Andrew Dys

He discovered washed out Chester County road when he drove into the hole

Charles Sims knows where a rural Chester County road washed out in recent heavy rains -- because Sunday night he drove into the hole.

Sims was the person who alerted Chester officials of the section of road that remains closed due to a sinkhole. His car was in in it.

Sims, 47, was driving on rural Connor Road Sunday night near his home when his 2000 Ford Ranger truck went nose-first into the spot where the road washed away. Sims said his injuries are minor but he was stunned.

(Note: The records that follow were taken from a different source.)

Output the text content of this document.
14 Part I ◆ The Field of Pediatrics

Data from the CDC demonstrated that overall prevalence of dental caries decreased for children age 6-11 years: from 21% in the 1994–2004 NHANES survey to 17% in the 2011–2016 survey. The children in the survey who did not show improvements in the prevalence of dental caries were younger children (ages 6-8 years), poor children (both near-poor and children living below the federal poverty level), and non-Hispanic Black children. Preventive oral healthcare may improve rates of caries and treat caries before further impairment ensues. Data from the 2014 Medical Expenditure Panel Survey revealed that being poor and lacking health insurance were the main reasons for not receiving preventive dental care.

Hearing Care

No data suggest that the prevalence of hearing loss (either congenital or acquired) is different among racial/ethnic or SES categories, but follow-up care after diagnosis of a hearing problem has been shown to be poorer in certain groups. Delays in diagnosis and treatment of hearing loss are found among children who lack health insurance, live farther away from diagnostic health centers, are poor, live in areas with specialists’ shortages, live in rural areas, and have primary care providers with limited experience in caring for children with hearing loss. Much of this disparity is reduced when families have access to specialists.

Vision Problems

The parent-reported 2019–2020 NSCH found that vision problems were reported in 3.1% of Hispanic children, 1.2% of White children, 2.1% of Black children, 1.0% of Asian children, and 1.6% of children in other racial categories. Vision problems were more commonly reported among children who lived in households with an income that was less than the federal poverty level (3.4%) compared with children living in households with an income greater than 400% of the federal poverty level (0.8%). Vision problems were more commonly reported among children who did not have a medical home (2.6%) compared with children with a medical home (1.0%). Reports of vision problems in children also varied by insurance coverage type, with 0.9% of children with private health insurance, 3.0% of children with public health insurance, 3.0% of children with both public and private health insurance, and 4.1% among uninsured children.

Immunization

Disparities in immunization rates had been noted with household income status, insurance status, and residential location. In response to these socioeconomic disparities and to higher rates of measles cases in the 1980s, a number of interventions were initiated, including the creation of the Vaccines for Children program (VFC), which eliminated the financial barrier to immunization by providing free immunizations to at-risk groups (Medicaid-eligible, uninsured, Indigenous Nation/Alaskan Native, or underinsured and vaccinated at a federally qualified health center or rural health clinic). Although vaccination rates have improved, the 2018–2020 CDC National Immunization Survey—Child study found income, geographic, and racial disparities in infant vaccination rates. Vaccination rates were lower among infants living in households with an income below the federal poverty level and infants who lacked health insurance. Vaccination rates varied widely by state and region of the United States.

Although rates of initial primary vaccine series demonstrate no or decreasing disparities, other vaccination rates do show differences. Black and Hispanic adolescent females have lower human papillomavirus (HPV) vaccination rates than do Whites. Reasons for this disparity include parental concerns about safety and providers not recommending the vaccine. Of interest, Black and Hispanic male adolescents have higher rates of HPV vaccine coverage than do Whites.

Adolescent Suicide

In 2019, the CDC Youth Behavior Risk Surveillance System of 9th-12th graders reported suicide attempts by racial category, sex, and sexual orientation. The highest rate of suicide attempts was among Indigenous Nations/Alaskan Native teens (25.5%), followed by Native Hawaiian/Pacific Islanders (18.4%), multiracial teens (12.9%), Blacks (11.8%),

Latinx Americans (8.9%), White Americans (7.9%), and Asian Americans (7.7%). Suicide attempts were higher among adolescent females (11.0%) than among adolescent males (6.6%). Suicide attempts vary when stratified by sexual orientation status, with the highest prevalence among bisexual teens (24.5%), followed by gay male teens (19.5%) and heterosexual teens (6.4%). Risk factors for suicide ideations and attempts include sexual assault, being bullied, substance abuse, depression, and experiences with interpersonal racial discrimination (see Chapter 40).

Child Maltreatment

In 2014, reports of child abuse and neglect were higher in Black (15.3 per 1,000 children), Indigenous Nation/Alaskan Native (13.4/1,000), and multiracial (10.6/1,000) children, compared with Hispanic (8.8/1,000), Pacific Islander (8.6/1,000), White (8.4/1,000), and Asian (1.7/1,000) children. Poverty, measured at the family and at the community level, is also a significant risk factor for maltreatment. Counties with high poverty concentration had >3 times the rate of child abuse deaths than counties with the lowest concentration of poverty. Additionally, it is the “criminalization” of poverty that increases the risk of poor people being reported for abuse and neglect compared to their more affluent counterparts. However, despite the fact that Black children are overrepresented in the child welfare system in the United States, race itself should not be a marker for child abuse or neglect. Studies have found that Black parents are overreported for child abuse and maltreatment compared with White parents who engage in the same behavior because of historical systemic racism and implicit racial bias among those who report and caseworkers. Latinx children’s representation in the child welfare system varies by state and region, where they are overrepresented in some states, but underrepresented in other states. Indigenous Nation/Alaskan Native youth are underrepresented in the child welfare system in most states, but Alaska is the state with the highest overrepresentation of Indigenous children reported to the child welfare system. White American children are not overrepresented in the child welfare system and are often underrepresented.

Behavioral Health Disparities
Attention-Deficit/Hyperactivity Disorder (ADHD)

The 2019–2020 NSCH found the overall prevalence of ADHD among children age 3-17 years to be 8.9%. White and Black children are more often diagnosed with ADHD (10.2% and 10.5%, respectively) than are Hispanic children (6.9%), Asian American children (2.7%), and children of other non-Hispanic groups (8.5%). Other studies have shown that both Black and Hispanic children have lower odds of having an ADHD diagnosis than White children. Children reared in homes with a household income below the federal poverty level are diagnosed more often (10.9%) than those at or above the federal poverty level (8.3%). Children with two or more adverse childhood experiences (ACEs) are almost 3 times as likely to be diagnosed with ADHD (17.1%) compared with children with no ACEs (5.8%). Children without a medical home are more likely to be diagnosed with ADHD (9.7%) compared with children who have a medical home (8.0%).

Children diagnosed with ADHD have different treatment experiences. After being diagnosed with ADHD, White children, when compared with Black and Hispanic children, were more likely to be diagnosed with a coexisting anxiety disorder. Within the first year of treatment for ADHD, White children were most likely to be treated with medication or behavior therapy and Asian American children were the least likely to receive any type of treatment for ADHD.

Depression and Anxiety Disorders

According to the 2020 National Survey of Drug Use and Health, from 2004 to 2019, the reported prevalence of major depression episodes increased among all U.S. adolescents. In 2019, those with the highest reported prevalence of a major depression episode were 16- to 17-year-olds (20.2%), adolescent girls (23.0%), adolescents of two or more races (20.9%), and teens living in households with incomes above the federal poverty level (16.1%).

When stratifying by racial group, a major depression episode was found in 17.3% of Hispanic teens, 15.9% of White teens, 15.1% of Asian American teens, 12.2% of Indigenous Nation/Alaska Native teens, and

The washed out part of the road, where water runs under it, is several feet deep and several feet wide.

“I was heading to town to get a hamburger and I went right down into it,” Sims said. “It was dark. It was raining. I crawled out of the hole ... I went from driving for something to eat to being in a hole.”

He called 911 and emergency officials responded quickly. Sims’ truck was pulled out by a wrecker. But the truck is ruined, said Sims, who needs the vehicle to get to work at a grading business. The truck has a smashed windshield, other broken parts and a flat tire.

“I just want to get treated right,” Sims said. “That truck is all I got.”

Ed Darby, deputy director of Chester County Emergency Management, confirmed that the 911 call for the truck in the hole sent emergency crews to help Sims, and close the rural road west of Lowrys in northwestern Chester County. The road remains closed as county officials wait on quotes from contractors to repair it after rains subside later this week, said Chester County Supervisor Shane Stuart.

Stuart said Wednesday he called Sims to let him know the county had contacted its insurance carrier through the S.C. Association of Counties and the incident is being reviewed.

“We have submitted all the information,” Stuart said.

Sims said, while he didn’t want to lose his truck or end up in a hole, he is happy that the washed out road was found before school buses went down the road Monday morning.

Until he gets replacement transportation, Sims has to ride his lawnmower to the bus stop.

“I don’t feel like this is my fault at all,” Sims said. “The road caved in on me as I was crossing.”